KR: Craig Downs’ was the only paper I saw, and the [Roberto] Danovaro paper. These are literally the only papers that are dealing with oxybenzone and coral, and you can’t draw those conclusions. Especially from a methodological point of view, there are flaws. … Most of what it’s based on is taking individual cells and growing them in a petri dish, and it’s not a reef. Coral lives in one of the most richly biodiverse communities on a planet. Isolating it is the kind of thing you would do if you already knew there was a problem.
So, what are the alternatives? Why not ban oxybenzone to be “better safe than sorry?”
KR: People talk about alternatives. The FDA allows 16 UV filters. The monograph is pretty old, and industry really only uses six or seven of them, including zinc and titanium dioxide. There’s a lot of science and also art to making sunscreen. So, it’s also like making a cake. I’ve talked to physicists and engineers, and they work to formulate sunscreen so that it sits on your skin a certain way. Oxybenzone is one of our best sunscreen filters, and it’s also photo-stable … You could say that zinc is a broad spectrum filter in that sense, but it’s not as efficient. You can only get up to SPF 50 or 60 with a purely mineral sunscreen. Then you’re getting a 20-25 percent mineral sunscreen, and they are hard to put on. We always say that the best sunscreen is the one that people will use. … Florida has the highest melanoma rates, and Monroe County is literally like twice the rate of the rest of Florida.

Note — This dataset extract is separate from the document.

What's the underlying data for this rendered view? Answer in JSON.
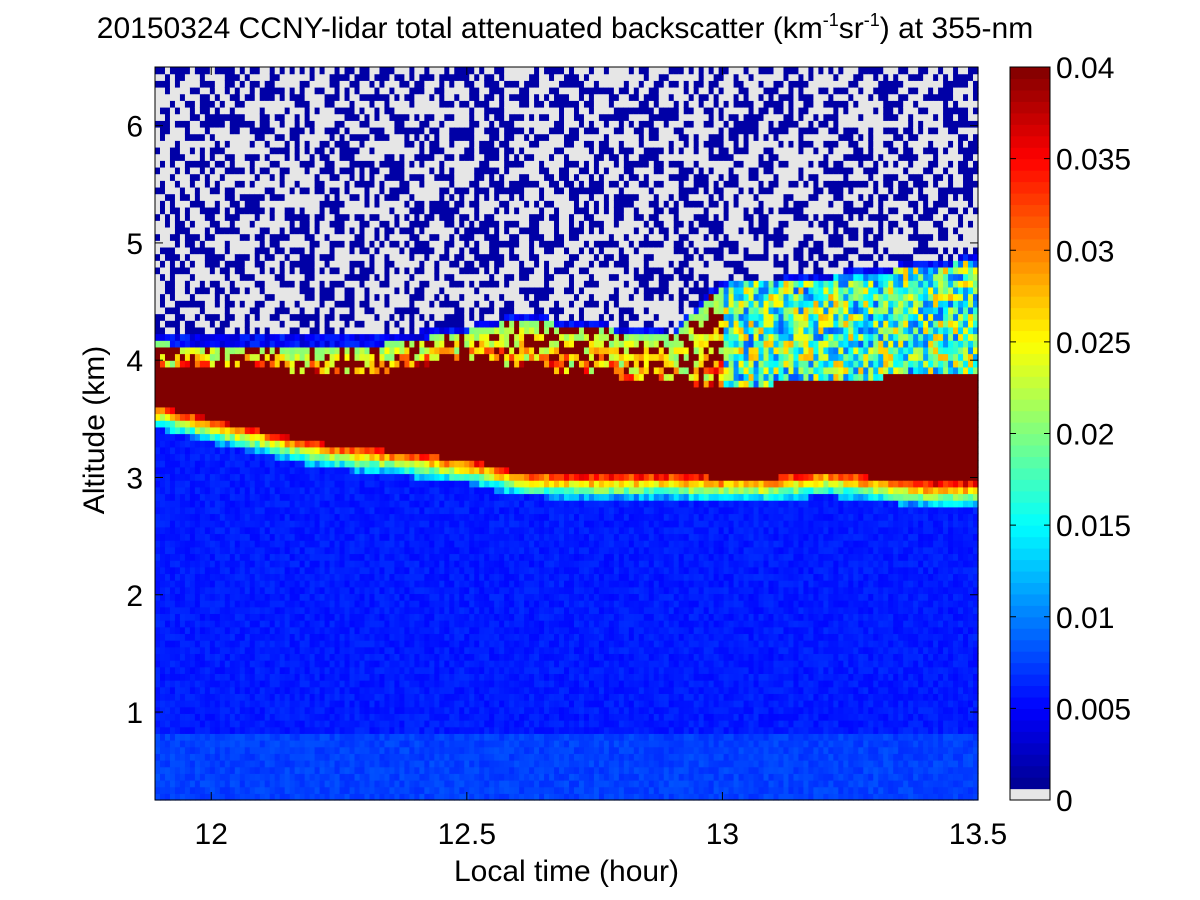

CD: We’d like to have the product protection industry gone, and then actually engage with these companies, Johnson & Johnson and L’Oreal, and find new chemicals that will be safe and do the job of UVA protection. The industry is doing the same thing it’s been doing for the last 70 years, and their corporate policies are fossilized back in the 1940s and 1950s. They keep adding new chemicals, and we don’t know what the risk or harm is of these chemicals, and we don’t know what’s going on until 40 or 50 years later, until they’ve made billions of dollars on it. We want them to be profitable, and to make products that are safe for the environment and safe for humans. There should be time for distributors to phase out old products and phase in new. Johnson & Johnson and L’Oreal have known about this since 1992, and they haven’t done anything.